Mungkin situs yang menampilkan foto-foto porno secara vulgar bisa jelas
dianggap melanggar kesusilaan. Namun, apakah situs-situs edukasi AIDS dan
alat-alat kesehatan yang juga ditujukan untuk orang dewasa dilarang? Lalu,
apakah forum-forum komunitas gay atau lesbian yang (hampir) tidak ada
pornonya juga dianggap melanggar kesusilaan? Lalu, apakah foto seorang
masyarakat Papua bugil yang ditampilkan dalam sebuah blog juga dianggap
melanggar kesusilaan?
- Kekhawatiran para penulis blog
dalam mengungkapkan pendapat. Karena UU ini, bisa jadi para blogger
semakin berhati-hati agar tidak menyinggung orang lain, menjelekkan produk
atau merk tertentu, membuat tautan referensi atau membahas situs-situs
yang dianggap ilegal oleh UU, dll. Kalau ketakutan menjadi semakin
berlebihan, bukanlah malah semakin mengekang kebebasan berpendapat?
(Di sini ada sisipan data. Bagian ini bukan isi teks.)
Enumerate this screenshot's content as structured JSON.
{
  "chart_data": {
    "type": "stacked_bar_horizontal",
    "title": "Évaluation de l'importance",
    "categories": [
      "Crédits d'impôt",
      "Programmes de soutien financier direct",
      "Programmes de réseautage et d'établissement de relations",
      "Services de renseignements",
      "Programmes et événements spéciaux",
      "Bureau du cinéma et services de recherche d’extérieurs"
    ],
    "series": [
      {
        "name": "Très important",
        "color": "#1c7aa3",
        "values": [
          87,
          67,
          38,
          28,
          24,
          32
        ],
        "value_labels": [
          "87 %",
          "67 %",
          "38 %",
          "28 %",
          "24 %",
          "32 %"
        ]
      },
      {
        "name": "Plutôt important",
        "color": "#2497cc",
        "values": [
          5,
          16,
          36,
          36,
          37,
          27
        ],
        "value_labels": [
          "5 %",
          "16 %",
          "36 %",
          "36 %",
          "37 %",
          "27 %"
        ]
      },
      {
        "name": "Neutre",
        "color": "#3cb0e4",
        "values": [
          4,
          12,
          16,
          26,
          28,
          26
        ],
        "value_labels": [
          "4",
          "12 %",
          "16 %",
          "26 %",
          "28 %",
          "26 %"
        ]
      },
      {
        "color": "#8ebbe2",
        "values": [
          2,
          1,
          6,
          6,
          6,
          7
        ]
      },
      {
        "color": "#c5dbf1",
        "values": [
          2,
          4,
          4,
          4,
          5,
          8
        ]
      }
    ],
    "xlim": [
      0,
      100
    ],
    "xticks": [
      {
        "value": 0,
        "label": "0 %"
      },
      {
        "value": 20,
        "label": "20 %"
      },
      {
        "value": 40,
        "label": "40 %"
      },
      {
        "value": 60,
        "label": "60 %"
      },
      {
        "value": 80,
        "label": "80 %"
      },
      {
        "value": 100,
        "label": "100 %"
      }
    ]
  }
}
- Seperti biasa, yang lebih
mengkhawatirkan bukan UU-nya, tapi lebih kepada pelaksanaannya. Semoga
saja UU ini tidak menjadi alat bagi aparat untuk melakukan investigasi berlebihan
sehingga menyentuh ranah pribadi. Karena seperti Pak Nuh bilang, UU ini
tidak akan menyentuh wilayah pribadi. Hanya menyentuh wilayah yang
bersifat publik. Itu kan kata Pak Nuh. Kata orang di bawahnya (yang
mungkin nggak mengerti konteks) bisa diinterpretasi macam-macam.